The doctor sighs, like he always does. He thinks I'm lying. Or that I made my own reality or something. I mean, come on. I'm thirteen, not five!

"Maybe we should up your medicine dosage. You have been taking it, haven't you?"

I pause. "Well..."

"Eleanor," Dr. Cranston presses.

"No," I admit, deflating in my chair. Then, before he can get angry, I rush out, "But only because every time I take it, all it does is make me nauseous and dizzy. It doesn't make me quit seeing the symbols. Sometimes it even makes them more vivid."

Dr. Cranston rubs his temples the way Dad does when he has a headache. He doesn't look at me. Just gets up and leaves. I hear him enter the next room, where my parents and big brother, Sam, are.

"As far as I can tell, she hasn't improved any," I hear Dr. Cranston saying. "She admitted to not taking her medications. Have you considered sending her back to the Memorial psych ward? They may be able to reach her in a way I cannot."

I tense, pulling my legs up and to my chest. I don't want to go back. Not there. I only got out a couple months ago and still have nightmares about it. The doctors there are mean, and they never listen to what I have to say. They would hurt me and strap me down to the bed, running test after test while I was wide awake.

~~Flashback~~

"Make it stop!" I beg as a male nurse straps me down. "Please, please, make it stop! Please!"

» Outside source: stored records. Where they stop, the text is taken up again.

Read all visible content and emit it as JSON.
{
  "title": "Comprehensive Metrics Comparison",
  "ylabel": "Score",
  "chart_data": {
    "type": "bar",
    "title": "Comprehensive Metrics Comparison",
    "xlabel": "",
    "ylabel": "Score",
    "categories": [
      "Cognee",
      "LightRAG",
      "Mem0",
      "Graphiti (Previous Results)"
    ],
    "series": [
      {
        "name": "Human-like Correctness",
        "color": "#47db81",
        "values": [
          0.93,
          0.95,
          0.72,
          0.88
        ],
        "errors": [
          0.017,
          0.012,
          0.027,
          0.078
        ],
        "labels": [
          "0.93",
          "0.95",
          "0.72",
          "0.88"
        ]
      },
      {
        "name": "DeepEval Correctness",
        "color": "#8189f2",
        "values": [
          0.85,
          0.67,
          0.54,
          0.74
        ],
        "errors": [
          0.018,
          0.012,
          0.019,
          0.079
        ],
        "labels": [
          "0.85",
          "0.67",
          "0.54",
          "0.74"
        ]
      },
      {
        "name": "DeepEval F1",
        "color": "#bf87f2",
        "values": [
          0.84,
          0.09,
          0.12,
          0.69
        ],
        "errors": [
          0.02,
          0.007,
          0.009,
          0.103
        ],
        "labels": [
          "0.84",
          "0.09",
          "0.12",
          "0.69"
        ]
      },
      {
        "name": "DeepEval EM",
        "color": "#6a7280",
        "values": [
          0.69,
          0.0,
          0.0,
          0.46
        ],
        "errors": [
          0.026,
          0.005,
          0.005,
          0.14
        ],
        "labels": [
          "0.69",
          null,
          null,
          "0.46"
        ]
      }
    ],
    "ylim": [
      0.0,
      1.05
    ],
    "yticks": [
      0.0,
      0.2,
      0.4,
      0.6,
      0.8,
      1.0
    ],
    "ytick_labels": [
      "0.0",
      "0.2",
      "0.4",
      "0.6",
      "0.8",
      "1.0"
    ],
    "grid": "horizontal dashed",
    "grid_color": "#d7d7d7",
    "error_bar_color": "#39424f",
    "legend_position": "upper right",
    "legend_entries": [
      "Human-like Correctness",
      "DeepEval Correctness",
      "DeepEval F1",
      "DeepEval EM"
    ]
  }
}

"Shut up, Witwicky," the nurse spits, slapping me hard across the face.

But I can't. The symbols are flying around my mind. I have to get them out. But I can't, not while my wrists and ankles are strapped down.

"Let me up!" I yell. "Let me up! I'll do anything! Just let me get them out of my head!"

My yelling turns to nonsensical screaming as an electrical shock passes through me. The nurse has begun his testing. They only test me when the symbols are flying. It seems to go on for hours. The pain and the symbols never stopping, the straps digging into my wrists and ankles, leaving bruises.

I can only manage to whimper as the pain diminishes, and I shake uncontrollably. I just want to be out of this place. For good. Please, someone get me out!

I hear music blasting from outside, and turn my head to face a window. I can see a beat up yellow car driving away, the lyrics fading. But I hear them. A message for the broken.

"When you've been fighting for it all your life
You've been working every day and night
That's a how a superhero learns to fly
Every day, every hour, turn that pain into power"

The next day, I overhear the female nurses saying that the nurse who tested on me the day before had been in a car accident, and the other driver had just driven off like it was nothing.